The best poetry, like yours, shows strong themes, perhaps what could be called obsessions. The way you use ‘double-cab utes in an urban environment’ in pieces with completely different subjects was really neat.  Would you be able to talk a bit about these obsessions in your work?

Omg, yes I think obsession is the right word here. Double cab utes! They’re just, so, everywhere! And I keep seeing them with personalised license plates. To the best of my knowledge, there is a ute in my neighbourhood called J0SH and another one called JCK. I do obsess, I do. Not just about cars, although it’s weird to think that when I was a teenager I went to the Rising Voices slam final with a poem about Subarus and the things that the drivers of Subarus used to shout at me as they drove past. Perhaps cars come up because they are something that we have normalised as a society, even though we all know that the stuff that powers them is a finite resource (so we will only be able to use them for so long), more and more cars get made every year, and most car users just will not exercise common sense about the impact fuel emissions have on the environment. Despite all of this really solid science, we’re all like, whatever. I find our collective convenient ignorance on the topic fascinating. And when I find something fascinating, I think about it a lot, and can’t help but let it bump around with the other things my brain is processing. Hence, connections are made, images collide, poetry happens. 

What were the first poetry books that mattered to you?

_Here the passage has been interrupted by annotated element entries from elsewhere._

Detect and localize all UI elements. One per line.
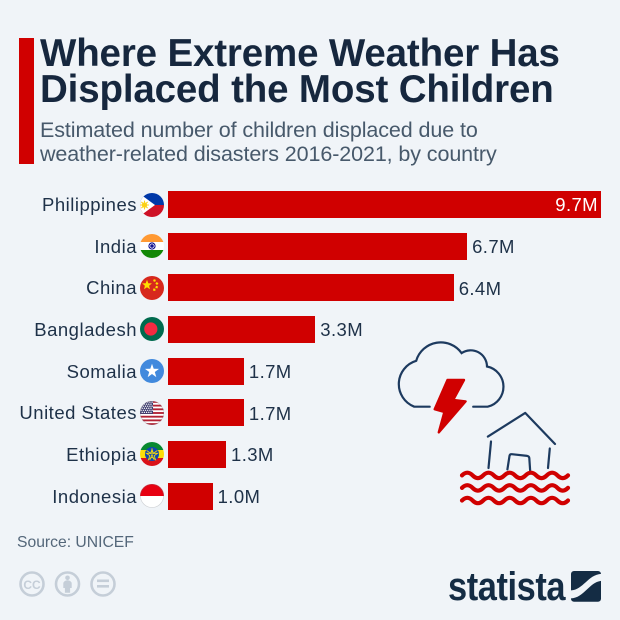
svg-text:CC: CC [23, 578, 41, 592]
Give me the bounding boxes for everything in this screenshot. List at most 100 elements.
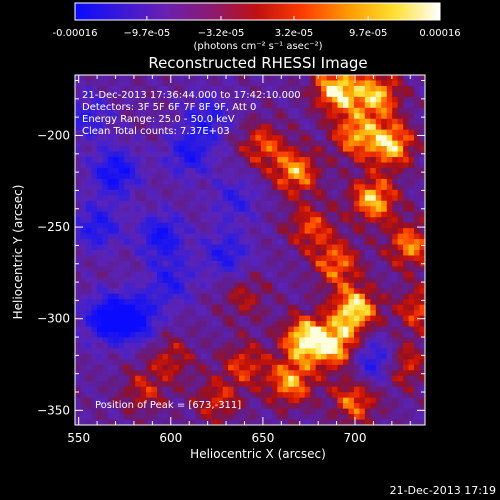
heatmap-cell bbox=[381, 277, 388, 284]
heatmap-cell bbox=[277, 310, 284, 317]
heatmap-cell bbox=[397, 129, 404, 136]
heatmap-cell bbox=[178, 178, 185, 185]
heatmap-cell bbox=[244, 140, 251, 147]
heatmap-cell bbox=[146, 151, 152, 158]
heatmap-cell bbox=[326, 135, 333, 142]
heatmap-cell bbox=[386, 184, 393, 191]
heatmap-cell bbox=[222, 375, 229, 382]
heatmap-cell bbox=[118, 370, 125, 377]
heatmap-cell bbox=[107, 228, 114, 234]
heatmap-cell bbox=[129, 293, 136, 300]
heatmap-cell bbox=[321, 173, 327, 180]
heatmap-cell bbox=[102, 157, 109, 163]
heatmap-cell bbox=[233, 195, 240, 202]
heatmap-cell bbox=[118, 381, 125, 388]
heatmap-cell bbox=[271, 364, 278, 371]
heatmap-cell bbox=[239, 135, 245, 142]
heatmap-cell bbox=[157, 414, 163, 420]
heatmap-cell bbox=[129, 310, 136, 317]
heatmap-cell bbox=[135, 315, 142, 322]
heatmap-cell bbox=[195, 315, 202, 322]
heatmap-cell bbox=[200, 370, 207, 377]
heatmap-cell bbox=[386, 200, 393, 207]
heatmap-cell bbox=[326, 353, 333, 360]
heatmap-cell bbox=[392, 206, 399, 213]
heatmap-cell bbox=[321, 282, 327, 289]
heatmap-cell bbox=[80, 250, 87, 256]
heatmap-cell bbox=[91, 381, 98, 388]
heatmap-cell bbox=[348, 332, 355, 338]
heatmap-cell bbox=[184, 129, 191, 136]
heatmap-cell bbox=[255, 348, 262, 355]
heatmap-cell bbox=[135, 211, 142, 218]
heatmap-cell bbox=[337, 326, 344, 333]
heatmap-cell bbox=[392, 288, 399, 295]
heatmap-cell bbox=[135, 364, 142, 371]
heatmap-cell bbox=[195, 250, 202, 256]
heatmap-cell bbox=[233, 129, 240, 136]
heatmap-cell bbox=[408, 282, 415, 289]
heatmap-cell bbox=[359, 173, 366, 180]
heatmap-cell bbox=[233, 233, 240, 240]
heatmap-cell bbox=[80, 200, 87, 207]
heatmap-cell bbox=[414, 414, 420, 420]
heatmap-cell bbox=[173, 293, 180, 300]
heatmap-cell bbox=[250, 255, 256, 262]
heatmap-cell bbox=[353, 178, 360, 185]
heatmap-cell bbox=[321, 239, 327, 245]
heatmap-cell bbox=[288, 178, 295, 185]
heatmap-cell bbox=[146, 135, 152, 142]
heatmap-cell bbox=[75, 353, 81, 360]
heatmap-cell bbox=[310, 255, 317, 262]
heatmap-cell bbox=[381, 75, 388, 81]
heatmap-cell bbox=[315, 233, 322, 240]
heatmap-cell bbox=[200, 260, 207, 267]
heatmap-cell bbox=[244, 222, 251, 229]
heatmap-cell bbox=[107, 233, 114, 240]
heatmap-cell bbox=[189, 310, 196, 317]
heatmap-cell bbox=[189, 195, 196, 202]
heatmap-cell bbox=[135, 260, 142, 267]
heatmap-cell bbox=[260, 321, 267, 327]
heatmap-cell bbox=[370, 353, 377, 360]
heatmap-cell bbox=[222, 151, 229, 158]
heatmap-cell bbox=[233, 228, 240, 234]
heatmap-cell bbox=[321, 342, 327, 349]
heatmap-cell bbox=[222, 184, 229, 191]
heatmap-cell bbox=[288, 124, 295, 131]
heatmap-cell bbox=[107, 189, 114, 196]
heatmap-cell bbox=[408, 140, 415, 147]
heatmap-cell bbox=[359, 75, 366, 81]
heatmap-cell bbox=[304, 337, 311, 344]
heatmap-cell bbox=[233, 96, 240, 103]
heatmap-cell bbox=[217, 140, 224, 147]
heatmap-cell bbox=[342, 321, 349, 327]
heatmap-cell bbox=[271, 315, 278, 322]
heatmap-cell bbox=[364, 359, 371, 366]
heatmap-cell bbox=[288, 392, 295, 399]
heatmap-cell bbox=[146, 386, 152, 393]
heatmap-cell bbox=[189, 299, 196, 306]
heatmap-cell bbox=[107, 75, 114, 81]
heatmap-cell bbox=[310, 91, 317, 98]
heatmap-cell bbox=[233, 342, 240, 349]
heatmap-cell bbox=[102, 173, 109, 180]
heatmap-cell bbox=[200, 239, 207, 245]
heatmap-cell bbox=[348, 271, 355, 278]
heatmap-cell bbox=[397, 342, 404, 349]
heatmap-cell bbox=[118, 228, 125, 234]
heatmap-cell bbox=[403, 239, 409, 245]
heatmap-cell bbox=[288, 386, 295, 393]
heatmap-cell bbox=[233, 250, 240, 256]
heatmap-cell bbox=[91, 75, 98, 81]
heatmap-cell bbox=[217, 195, 224, 202]
heatmap-cell bbox=[217, 217, 224, 224]
footer-timestamp: 21-Dec-2013 17:19 bbox=[390, 484, 496, 497]
heatmap-cell bbox=[173, 200, 180, 207]
heatmap-cell bbox=[315, 239, 322, 245]
heatmap-cell bbox=[244, 162, 251, 169]
heatmap-cell bbox=[173, 228, 180, 234]
heatmap-cell bbox=[271, 282, 278, 289]
heatmap-cell bbox=[255, 250, 262, 256]
heatmap-cell bbox=[189, 353, 196, 360]
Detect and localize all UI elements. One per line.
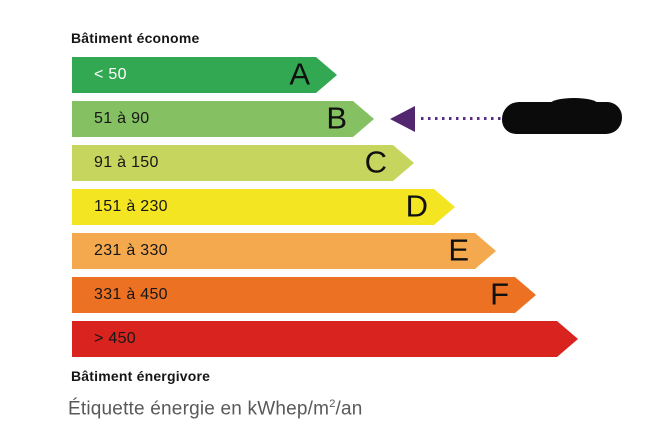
band-range-label: 331 à 450 — [94, 286, 168, 303]
band-range-label: 151 à 230 — [94, 198, 168, 215]
dotted-leader-line — [421, 117, 501, 120]
band-range-label: < 50 — [94, 66, 127, 83]
top-axis-label: Bâtiment économe — [71, 30, 200, 46]
chart-caption: Étiquette énergie en kWhep/m2/an — [68, 398, 363, 420]
band-range-label: 91 à 150 — [94, 154, 159, 171]
band-range-label: 231 à 330 — [94, 242, 168, 259]
redacted-value-blob — [502, 98, 622, 134]
energy-band-f: 331 à 450 F — [72, 277, 536, 313]
caption-superscript: 2 — [329, 398, 336, 410]
bottom-axis-label: Bâtiment énergivore — [71, 368, 211, 384]
band-letter: A — [289, 56, 310, 92]
energy-scale: < 50 A 51 à 90 B 91 à 150 C 151 à 230 D … — [72, 57, 578, 365]
band-letter: F — [490, 276, 509, 312]
energy-band-e: 231 à 330 E — [72, 233, 496, 269]
caption-suffix: /an — [335, 398, 363, 420]
band-letter: D — [405, 188, 428, 224]
caption-prefix: Étiquette énergie en kWhep/m — [68, 398, 330, 420]
energy-band-a: < 50 A — [72, 57, 337, 93]
band-range-label: > 450 — [94, 330, 136, 347]
band-letter: C — [364, 144, 387, 180]
energy-band-c: 91 à 150 C — [72, 145, 414, 181]
energy-band-g: > 450 — [72, 321, 578, 357]
band-letter: B — [326, 100, 347, 136]
energy-band-d: 151 à 230 D — [72, 189, 455, 225]
energy-band-b: 51 à 90 B — [72, 101, 374, 137]
band-letter: E — [448, 232, 469, 268]
selected-band-arrow-icon — [390, 106, 415, 132]
band-range-label: 51 à 90 — [94, 110, 150, 127]
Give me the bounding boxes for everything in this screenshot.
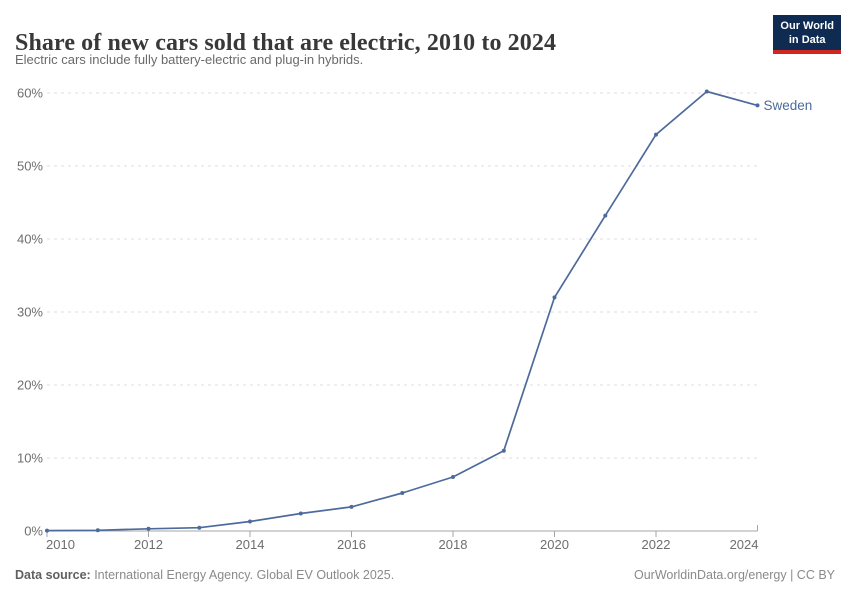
x-tick-label: 2012 xyxy=(134,537,163,552)
x-tick-label: 2022 xyxy=(642,537,671,552)
data-point[interactable] xyxy=(45,528,49,533)
data-point[interactable] xyxy=(704,89,709,94)
chart-subtitle: Electric cars include fully battery-elec… xyxy=(15,52,364,67)
y-tick-label: 0% xyxy=(24,524,43,539)
y-tick-label: 10% xyxy=(17,451,43,466)
data-point[interactable] xyxy=(197,525,202,530)
x-tick-label: 2014 xyxy=(236,537,265,552)
page-title: Share of new cars sold that are electric… xyxy=(15,30,557,57)
series-line-sweden[interactable] xyxy=(46,90,759,532)
owid-logo[interactable]: Our World in Data xyxy=(773,15,841,54)
data-point[interactable] xyxy=(552,295,557,300)
data-point[interactable] xyxy=(755,103,760,108)
data-source-label: Data source: xyxy=(15,568,91,582)
y-tick-label: 20% xyxy=(17,378,43,393)
data-point[interactable] xyxy=(298,511,303,516)
owid-logo-line2: in Data xyxy=(788,33,826,46)
y-tick-label: 40% xyxy=(17,232,43,247)
attribution-link[interactable]: OurWorldinData.org/energy | CC BY xyxy=(633,568,835,582)
data-point[interactable] xyxy=(654,132,658,137)
series-label-sweden[interactable]: Sweden xyxy=(764,98,813,113)
y-tick-label: 60% xyxy=(17,86,43,101)
data-point[interactable] xyxy=(400,491,405,495)
x-tick-label: 2018 xyxy=(439,537,468,552)
y-tick-label: 50% xyxy=(17,159,43,174)
data-source-note: Data source: International Energy Agency… xyxy=(15,568,394,582)
data-point[interactable] xyxy=(349,504,354,509)
data-point[interactable] xyxy=(501,448,506,453)
x-tick-label: 2020 xyxy=(540,537,569,552)
data-point[interactable] xyxy=(95,528,100,533)
x-tick-label: 2010 xyxy=(46,537,75,552)
x-tick-label: 2016 xyxy=(337,537,366,552)
owid-logo-line1: Our World xyxy=(780,20,834,32)
data-source-text: International Energy Agency. Global EV O… xyxy=(90,568,395,582)
page-footer: Data source: International Energy Agency… xyxy=(15,568,835,582)
data-point[interactable] xyxy=(248,519,252,524)
data-point[interactable] xyxy=(603,213,608,218)
y-tick-label: 30% xyxy=(17,305,43,320)
data-point[interactable] xyxy=(146,526,151,531)
data-point[interactable] xyxy=(451,475,455,479)
x-tick-label: 2024 xyxy=(730,537,759,552)
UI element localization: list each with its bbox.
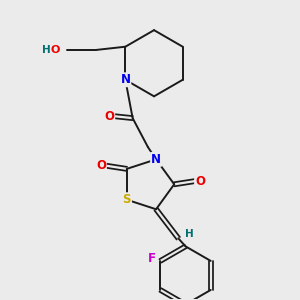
Text: O: O	[96, 159, 106, 172]
Text: O: O	[195, 175, 205, 188]
Text: O: O	[104, 110, 114, 123]
Text: O: O	[51, 45, 60, 55]
Text: S: S	[122, 193, 131, 206]
Text: N: N	[151, 153, 161, 166]
Text: N: N	[120, 73, 130, 86]
Text: F: F	[148, 252, 155, 266]
Text: H: H	[42, 45, 51, 55]
Text: H: H	[185, 229, 194, 239]
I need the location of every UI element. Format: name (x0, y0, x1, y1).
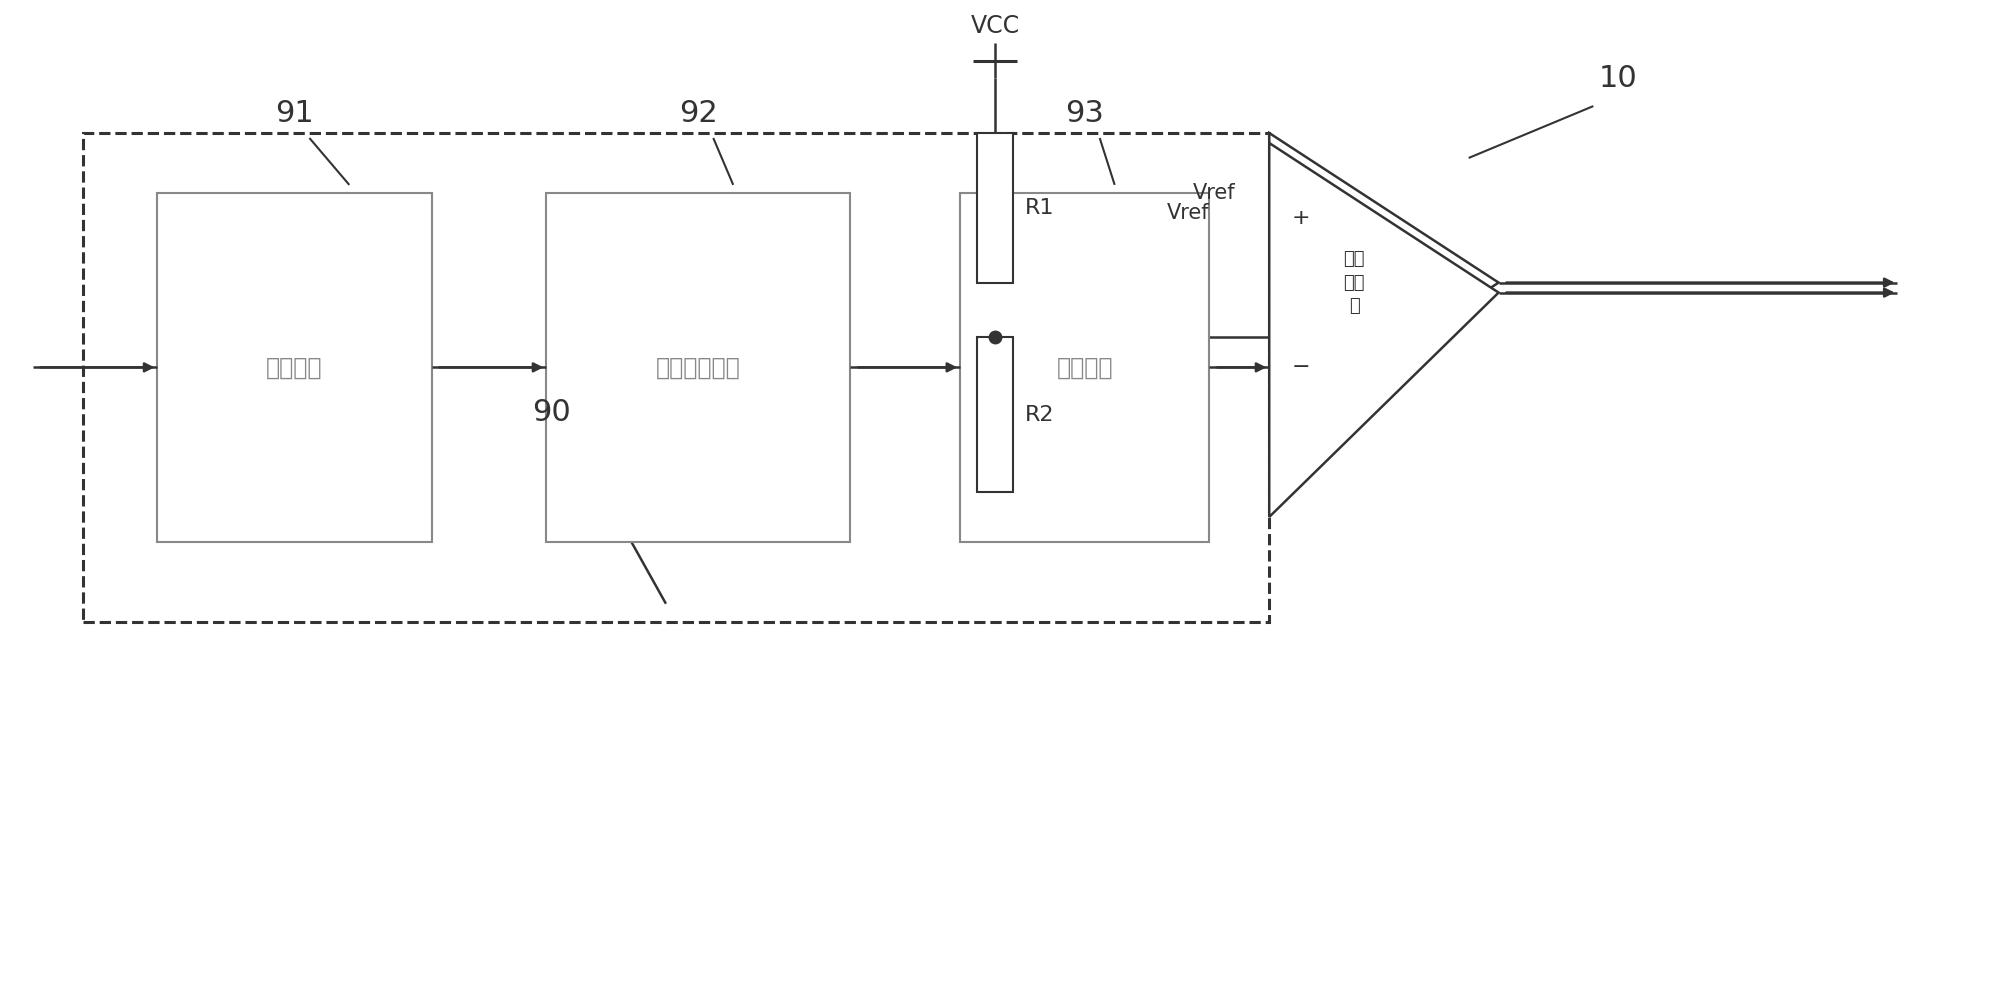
Text: 90: 90 (532, 398, 571, 427)
Text: Vref: Vref (1193, 182, 1236, 202)
Text: 二阶带通滤波: 二阶带通滤波 (655, 356, 741, 380)
Bar (978, 133, 1013, 283)
Polygon shape (1268, 133, 1499, 432)
Text: R1: R1 (1025, 197, 1055, 217)
Text: −: − (1292, 358, 1310, 378)
Bar (546, 192, 850, 542)
Text: +: + (1292, 197, 1310, 217)
Text: 信号检波: 信号检波 (1057, 356, 1113, 380)
Text: 信号放大: 信号放大 (267, 356, 323, 380)
Text: 91: 91 (275, 98, 315, 127)
Bar (960, 192, 1209, 542)
Text: 10: 10 (1599, 64, 1639, 92)
Polygon shape (1268, 143, 1499, 517)
Text: Vref: Vref (1167, 202, 1209, 222)
Text: 电压
比较
器: 电压 比较 器 (1344, 250, 1364, 316)
Text: 93: 93 (1065, 98, 1105, 127)
Text: 92: 92 (679, 98, 717, 127)
Text: +: + (1292, 207, 1310, 227)
Bar (978, 338, 1013, 492)
Text: 电压
比较
器: 电压 比较 器 (1344, 240, 1364, 306)
Text: R2: R2 (1025, 405, 1055, 425)
Bar (157, 192, 432, 542)
Text: VCC: VCC (970, 14, 1019, 38)
Text: −: − (1292, 348, 1310, 368)
Bar (82, 133, 1268, 621)
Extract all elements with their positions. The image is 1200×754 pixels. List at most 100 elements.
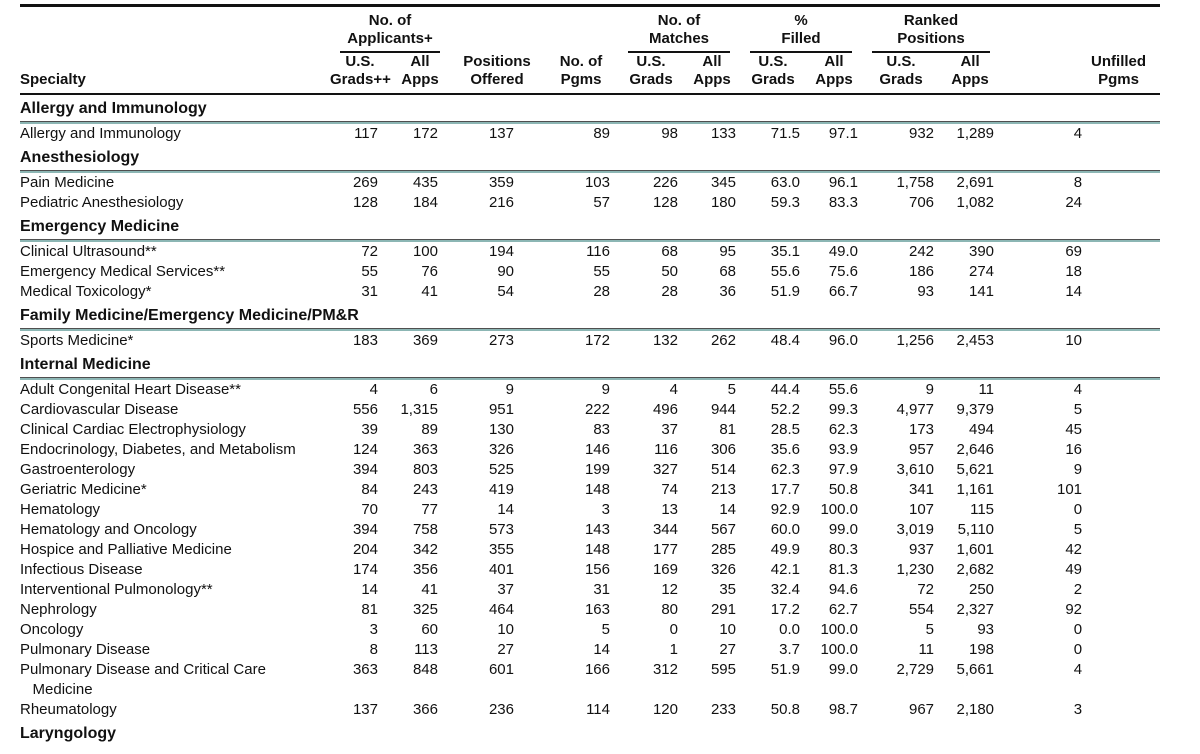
value-cell: 174 bbox=[352, 561, 378, 578]
value-cell: 128 bbox=[652, 194, 678, 211]
value-cell: 5,110 bbox=[957, 521, 995, 538]
value-cell: 41 bbox=[421, 283, 438, 300]
value-cell: 567 bbox=[710, 521, 736, 538]
col-group-percent-filled: % Filled bbox=[740, 6, 862, 53]
section-rule bbox=[20, 121, 1161, 124]
specialty-cell: Adult Congenital Heart Disease** bbox=[20, 381, 241, 398]
section-rule-line bbox=[20, 121, 1161, 124]
value-cell: 9,379 bbox=[956, 401, 995, 418]
value-cell: 99.3 bbox=[828, 401, 859, 418]
value-cell: 68 bbox=[719, 263, 736, 280]
table-row: Pain Medicine 269 435 359 103 226 345 63.0 96.1 1… bbox=[20, 173, 1160, 193]
section-title: Internal Medicine bbox=[20, 356, 151, 373]
value-cell: 3 bbox=[1073, 701, 1083, 718]
value-cell: 35 bbox=[719, 581, 736, 598]
col-header-specialty: Specialty bbox=[20, 5, 330, 95]
value-cell: 14 bbox=[1065, 283, 1083, 300]
value-cell: 98 bbox=[661, 125, 678, 142]
value-cell: 49 bbox=[1065, 561, 1083, 578]
value-cell: 262 bbox=[710, 332, 736, 349]
specialty-cell: Rheumatology bbox=[20, 701, 117, 718]
value-cell: 95 bbox=[719, 243, 736, 260]
section-header-row: Internal Medicine bbox=[20, 351, 1160, 377]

The Golden Treasury of Poetry, edited by Louis Untermeyer. A big old beige thing that was falling to pieces. My parents used to read poems from this anthology to me at bedtime, stuff like The Jumblies and The Inchcape Rock and The Owl and the Pussycat. Rhyme! Rhyme mattered to me so much. In those early days I think rhyme and metre felt like comfort, like being gently rocked. We didn’t have a lot of poetry around in our house, heaps of music though which is just as good. When I was about 15 I picked up an Emily Dickinson collection from Scorpio Books one weekend, and then my grandma gave me an old copy of The Prince’s Progress by Christina Rossetti, and then I got really into Pushkin… I think that’s about when I decided love poetry was my favourite. 

Could you tell us more about what draws you to respond to classical literature and renaissance art in your poetry?

My mind goes in so many different directions when I think about this question. Let’s see. I am drawn to classical literature because I am interested in the world of the Ancient Mediterranean civilisations, and I am interested in this world because a) it’s the world my ancestors lived in and b) the fixation that some parts of western civilisation have on this world wants nuance, in my opinion. There is a wide variety of classical literature – though not as wide as Classicists would like, because we know that lots of this literature was lost – but history and martial narratives seem to dominate the discourse. And gosh, do people overread them! I think I started out on my journey as a translator thinking I was going to write translations of all the women writers from the Classical period whose work has survived in order to show that, you know, women in this period were making art too! And then I started thinking about how fun and horny and silly some of the epigrammists are, and I realised I wanted to celebrate that style of writing too. Responding to these epigrammists with my own verse is my way of asking, when it comes to love, how much has changed?

What do you think: writing is more about inspiration or perspiration? How do you keep going, either way?

I keep going because I am compelled to research the things that mystify and excite me, which means I am in the inspiration category. I am not a particularly prolific writer, poems bang around in my head for a while before I put them down on paper and start editing. I sustain this process by doing the activities that free up my imagination: walking, cycling, paper collage, staring at the ceiling, sitting on benches etc. Not a lot of perspiring happens. 

I think we all need to do more sitting on benches! What advice would you give to someone starting out on the writing journey?

The topics of conversation that get you riled up? These are the secrets to finding your voice, I think. You want to know what moves you in order to know what kind of writer you don’t want to be. 


Claudia Jardine is the reigning poetry slam champion of Ōtautahi. She likes to write, sing and play guitar. BITER, her new collection of poems, is published by Auckland University Press (April 2023).